ROME: Italy’s president on Monday named a former IMF economist as caretaker prime minister to lead the country into new elections, possibly as soon as the autumn, after a political storm whipped up by the collapse of a populist bid for government.
The eurozone’s third largest economy had lurched into a fresh crisis when President Sergio Mattarella on Sunday vetoed the nomination of fierce eurosceptic Paolo Savona as economy minister in a planned coalition of the far-right League party and anti-establishment Five Star Movement.
His rejection of Savona and nomination of Carlo Cottarelli as caretaker prime minister sparked angry calls for his impeachment as Savona had the backing of the majority of lawmakers.
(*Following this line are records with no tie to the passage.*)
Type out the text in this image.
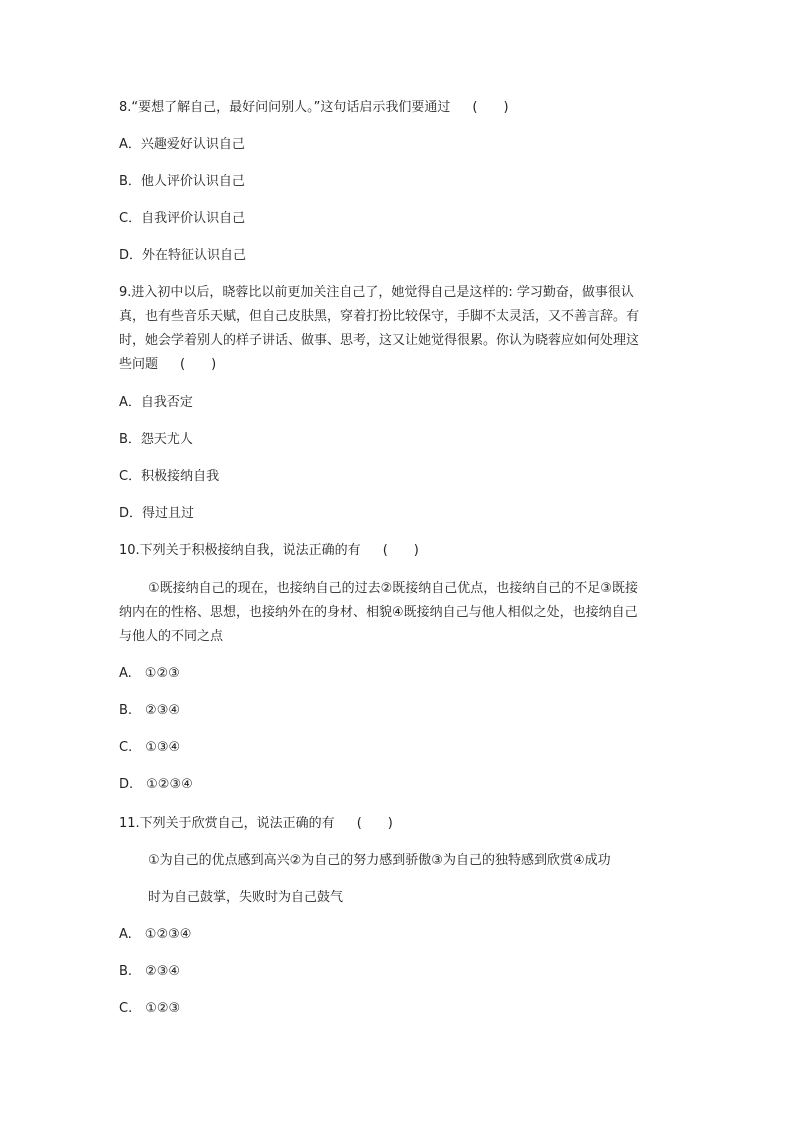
8.“要想了解自己，最好问问别人。”这句话启示我们要通过 (　　)
A．兴趣爱好认识自己
B．他人评价认识自己
C．自我评价认识自己
D．外在特征认识自己
9.进入初中以后，晓蓉比以前更加关注自己了，她觉得自己是这样的: 学习勤奋，做事很认
真，也有些音乐天赋，但自己皮肤黑，穿着打扮比较保守，手脚不太灵活，又不善言辞。有
时，她会学着别人的样子讲话、做事、思考，这又让她觉得很累。你认为晓蓉应如何处理这
些问题 (　　)
A．自我否定
B．怨天尤人
C．积极接纳自我
D．得过且过
10.下列关于积极接纳自我，说法正确的有 (　　)
①既接纳自己的现在，也接纳自己的过去②既接纳自己优点，也接纳自己的不足③既接
纳内在的性格、思想，也接纳外在的身材、相貌④既接纳自己与他人相似之处，也接纳自己
与他人的不同之点
A.　①②③
B.　②③④
C.　①③④
D.　①②③④
11.下列关于欣赏自己，说法正确的有 (　　)
①为自己的优点感到高兴②为自己的努力感到骄傲③为自己的独特感到欣赏④成功
时为自己鼓掌，失败时为自己鼓气
A.　①②③④
B.　②③④
C.　①②③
“This isn’t democracy, this isn’t respect for the popular vote. It’s the latest slap in the face from the powers-that-be that says Italy should be a slave, scared and precarious,” League leader Matteo Salvini charged.
The chaos — the latest chapter in a drawn-out political saga after an inconclusive March election — sent Italian stocks tumbling by as much as two percent at one stage, and bond yields surging, with Italy’s debt risk premium hitting its highest level since November 2013.
Cottarelli, 64, was director of the IMF’s fiscal affairs department from 2008 to 2013 and became known as “Mr Scissors” for making cuts to public spending in Italy.
He said that should his technocrat government win parliamentary approval, it would stay in place until elections at the “start of 2019”.
But if parliament fails to approve his government, a new election would be held “after August” — the most likely outcome given only the centre-left Democratic party has announced that it would vote in favour.